Although the OER price component is sticky by nature, it is not the only or even most powerful influence on core CPI at the moment. Excluding OER from core CPI reveals that the 3-month annualized trend remains unchanged at a 3.1% pace (compared to 1.4% a year ago). This is the highest level since 2005. Among some of the culprits, school tuitions and child care costs are running at a 6.7% annualized 3-month pace after four months of hefty gains, while medical services are holding at an elevated 5.1%.
Bottom line
The Federal Reserve has two legislated goals: price stability and full employment. With many of the economic risks stacked to the downside, the Fed appears to leaning more towards the second mandate by erring on the side of caution and cutting interest rates in order to prevent a deeper downturn. However, the Fed will be hard-pressed to ignore the stickiness that inflation is exhibiting. And, of course, the longer energy prices and other input costs remain elevated, the greater the chance that firms will have little choice but to pass those extra costs along to consumers. From the Fed's perspective, it prefers the broader core PCE measure to gauge economy-wide price pressures than the core CPI measure. The former sat at a 2.2% annual rate at the end of 2007 and recent developments in the CPI measure are not good news for the PCE index. Within the latter, the shelter component carries a smaller weight than the CPI index (15% vs. 33%), meaning that any cooling in the shelter CPI component won't have as big an impact on the core PCE measure.
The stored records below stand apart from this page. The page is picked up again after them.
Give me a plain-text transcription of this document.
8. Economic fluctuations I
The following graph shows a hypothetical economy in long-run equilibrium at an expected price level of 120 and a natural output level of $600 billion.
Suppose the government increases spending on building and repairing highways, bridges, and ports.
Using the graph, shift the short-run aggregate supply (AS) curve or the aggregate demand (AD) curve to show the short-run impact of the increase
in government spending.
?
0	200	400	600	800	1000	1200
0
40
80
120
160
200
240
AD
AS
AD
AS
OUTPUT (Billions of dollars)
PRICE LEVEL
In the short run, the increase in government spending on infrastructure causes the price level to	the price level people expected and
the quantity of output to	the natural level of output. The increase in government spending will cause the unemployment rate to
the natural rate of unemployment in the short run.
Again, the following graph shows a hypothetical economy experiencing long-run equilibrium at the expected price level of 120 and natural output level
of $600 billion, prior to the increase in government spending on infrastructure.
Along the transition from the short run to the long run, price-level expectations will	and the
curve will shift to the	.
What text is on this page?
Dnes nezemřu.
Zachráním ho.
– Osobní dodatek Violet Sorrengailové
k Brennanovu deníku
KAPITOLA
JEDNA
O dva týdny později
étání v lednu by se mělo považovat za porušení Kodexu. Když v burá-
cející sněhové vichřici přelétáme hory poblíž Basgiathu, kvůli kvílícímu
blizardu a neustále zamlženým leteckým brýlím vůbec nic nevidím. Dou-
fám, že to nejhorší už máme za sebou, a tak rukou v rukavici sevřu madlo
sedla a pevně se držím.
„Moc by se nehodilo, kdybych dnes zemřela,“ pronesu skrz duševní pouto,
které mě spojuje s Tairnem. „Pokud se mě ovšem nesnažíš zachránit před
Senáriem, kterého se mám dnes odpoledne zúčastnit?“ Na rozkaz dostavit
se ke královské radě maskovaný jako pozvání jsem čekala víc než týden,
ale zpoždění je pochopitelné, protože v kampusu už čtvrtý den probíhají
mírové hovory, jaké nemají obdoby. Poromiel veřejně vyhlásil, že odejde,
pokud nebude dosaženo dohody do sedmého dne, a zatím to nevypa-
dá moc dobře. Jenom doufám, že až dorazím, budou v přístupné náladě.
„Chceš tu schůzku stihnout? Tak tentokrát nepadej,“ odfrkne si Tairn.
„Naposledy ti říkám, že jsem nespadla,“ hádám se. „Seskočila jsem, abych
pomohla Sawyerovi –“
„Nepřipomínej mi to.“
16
Meanwhile medical costs, which are on the upswing, carry a bigger weight in the PCE index (20% vs. 6.2%). Even the apparel component carries a larger weight (4.6% vs. 3.8%). Little surprise, then, that even though the Fed downgraded its estimate for 2008 GDP growth by half a percentage point in the FOMC January 29/30 minutes, it raised its estimate for core PCE to 2-2.2%. This is consistent with core CPI within a 2.5-2.7% range.
This is why the central bank is unlikely to cut rates drastically beyond current levels. Rather, we believe the next policy meeting on March 18th will mark the end of an easing cycle, with the Fed delivering a final 50 basis points in rate cuts. And, once the economy shows clear signs of recovery, the Fed will probably want to act quickly to remove some of the monetary stimulus that it has put in place in recent months.